The incoming CEO of a nonprofit associated with Indiana University said his organization is investing heavily in precision medicine with the hope that it will provide a pathway to better care.
The Regenstrief Institute, which supports informatics research, is making precision health a priority moving forward, the organization’s new CEO Peter Embi told Healthcare Informatics. Specifically, the nonprofit research group wants to help bring “impactful information to the right person at the right place at the right time based on molecular and personal information and their phenotype.”
Embi added that the institute’s close ties with Indiana University’s Health Information Exchange provides access to “an unparalleled set of data” along with clinical relationships with IU’s health system.
Meanwhile, researchers at Dana Farber and the Boston Children’s Cancer and Blood Disorders Center have released a new study that uses genetic testing to improve diagnosis and treatment options. Based on clinical testing of more than 200 tumors, researchers found that genetic markers could help clinicians decide which drugs or therapies to use.
“The importance of genomic profiling in the diagnosis and treatment of pediatric brain cancers is reflected in the World Health Organization’s recent decision to classify such tumors by the genetic alterations within them, rather than by broad tumor type,” co-senior author of the study, Susan Chi, M.D., said in the release. "Targeted therapies are likely to be most effective when they’re matched to specific abnormalities within tumor cells. Our findings show that precision medicine for pediatric brain tumors can now be a reality.”

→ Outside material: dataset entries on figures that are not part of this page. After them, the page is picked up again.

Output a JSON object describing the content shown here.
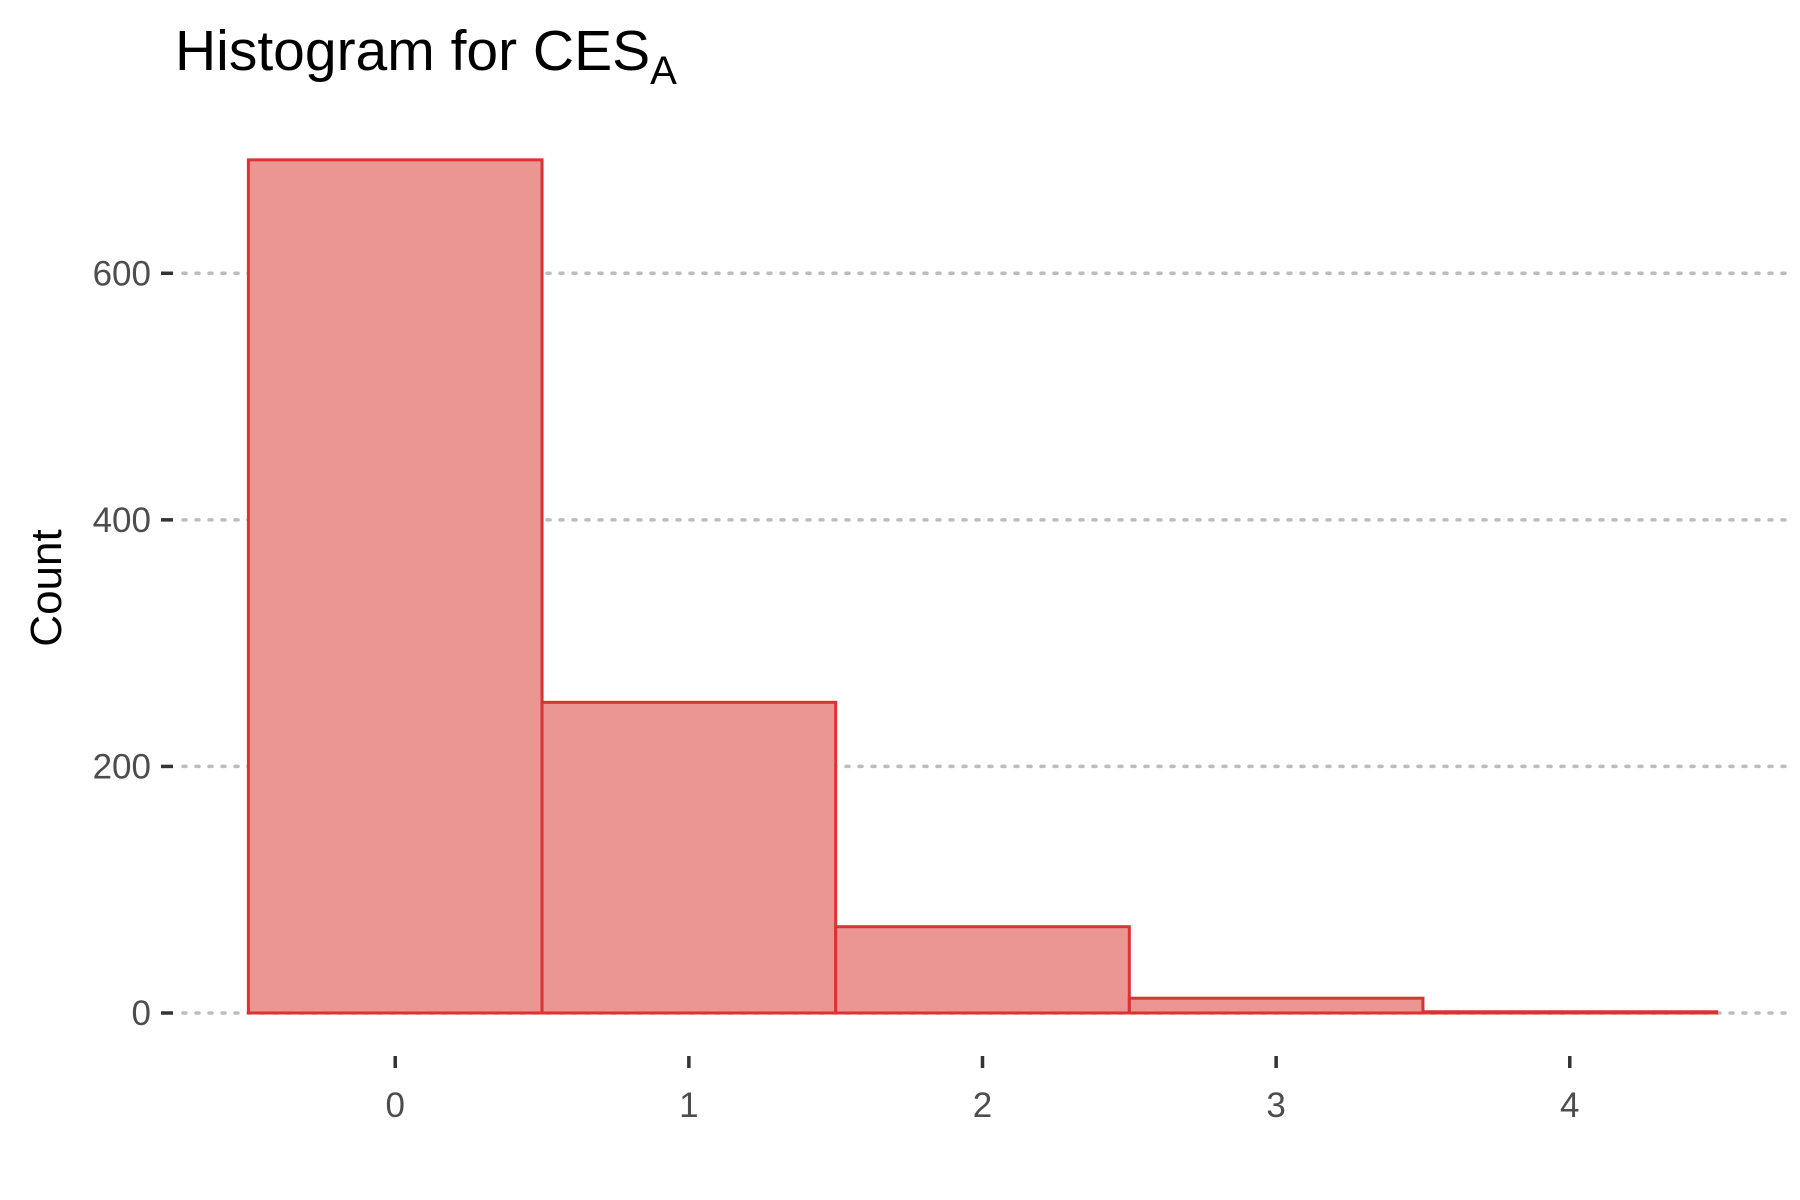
{
  "chart_data": {
    "type": "bar",
    "title": "Histogram for CES",
    "title_subscript": "A",
    "xlabel": "",
    "ylabel": "Count",
    "categories": [
      "0",
      "1",
      "2",
      "3",
      "4"
    ],
    "x": [
      0,
      1,
      2,
      3,
      4
    ],
    "values": [
      692,
      252,
      70,
      12,
      1
    ],
    "xlim": [
      -0.75,
      4.75
    ],
    "ylim": [
      0,
      700
    ],
    "yticks": [
      0,
      200,
      400,
      600
    ],
    "ytick_labels": [
      "0",
      "200",
      "400",
      "600"
    ],
    "xticks": [
      0,
      1,
      2,
      3,
      4
    ],
    "xtick_labels": [
      "0",
      "1",
      "2",
      "3",
      "4"
    ],
    "grid": "horizontal dotted",
    "legend": "none",
    "colors": {
      "bar_fill": "#ec9694",
      "bar_stroke": "#dc3232"
    }
  }
}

Researchers are exploring the effects of genetic testing following the announcement of President Obama’s Precision Medicine Initiative, which some have called a “turning point in medicine.” The 21st Century Cures Act recently provided an additional $1.4 billion in funding for the initiative. Recently, outgoing FDA Commissioner Robert M. Califf said a new regulatory framework by the agency will allow for advancements in next-generation sequencing.